How To Be Sick– by Toni Bernhard

A Buddhist-Inspired Guide for The Chronically Ill and Their Caregivers

This book was brought to my attention by another Juvenile Myositis (JM) mom. When I was in the throws of upset, fear and pain during the first year after my child’s diagnosis with JM I read a book by Pema Chodron called, When Things Fall Apart. She is a Buddhist monk and I found this book calming and helpful. It wasn’t helpful in the same way as How To Be Sick is, though. Chodron’s book is a philosophical work and though I am not a Buddhist I could take some of her words and apply them to my decidedly, non-religious, but spiritural life.

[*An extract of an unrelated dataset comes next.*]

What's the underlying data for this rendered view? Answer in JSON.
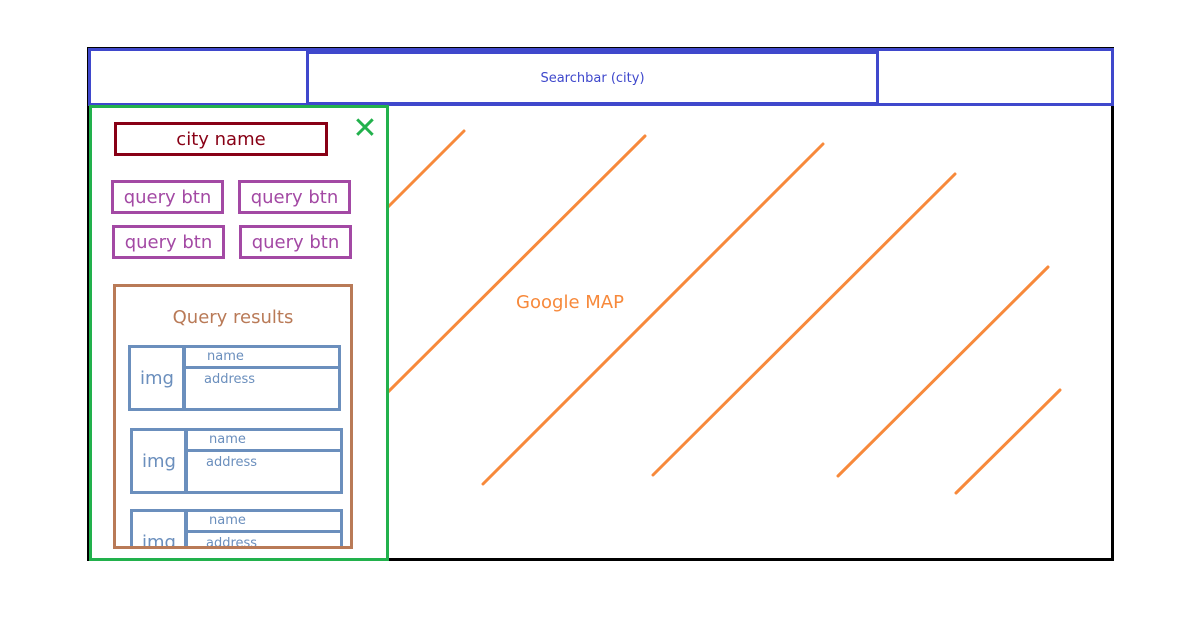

I had to make up my own mantras or helping words when I was feeling frightened or worried and it would have been wonderful if I had had a bit more guidance in this realm.

Ms. Bernhard’s book, How To Be Sick, published in 2010, is just such a book. It is philosophically based on her Buddhist practice, which she began prior to her illness, and she has used her experiences with a life-changing chronic illness to fashion a clear and practical approach to inner healing and coping with chronic illness.

Most of the book is geared towards the ill person and self-care. She gives us enough of her personal experience to connect with her and to understand how her Buddhist framework helps her deal with daily, as well as spiritual, needs. And though she is an adult, writing about her challenges as a chronically ill person, I found much in her experiences of suffering and approach to disturbing thoughts and feelings, that was helpful to me as a parent of an ill child.

There are a few sections in the book where she acknowledges that her illness also affects her husband/caregiver and her relationships with her children/grandchildren. It also restricts her access to an active social life. While my experience as a parent is similar, in that having an ill child changes everything in one’s life, there are a great many differences. A parent needs to help her child cope with their feelings, be an advocate for their child, be their first line of defense in the world, and at the same time, cope with ones own feelings of loss, grief, fear, anger and hope. In addition, there is often a partner or husband and other children in the family who need attention, and all those relationships change.

There is not a lot of specific guidance addressed to the caregiver here but many of the focal realms, such as, Facing The Ups and Downs of Chronic Illness with Equanimity, Accepting Pain, Healing the Mind by Living in the Present Moment, all speak to the ruts and paths our journeys as parents of chronically ill children take, and are useful to consider. And in those chapters and throughout this book, I found many instances where I said, “yes, that is how I feel too”, or “I can try saying that phrase when I am feeling dispirited or helpless.”

Sprinkled throughout the book are many quotes by Buddhists, poets and healers of one lineage or another. In the chapter, Using Compassion to Alleviate Your Suffering, I found this quote by Stephen Levine from A Year To Live.

When the heart at last acknowledges how much pain there is in the mind, it turns like a mother toward a frightened child.

As a parent of a child with a chronic illness, I too must parent the child in myself. I must make time to nurture and draw from my inner well. Then I can go back into the world and continue to care for others with more compassion and strength.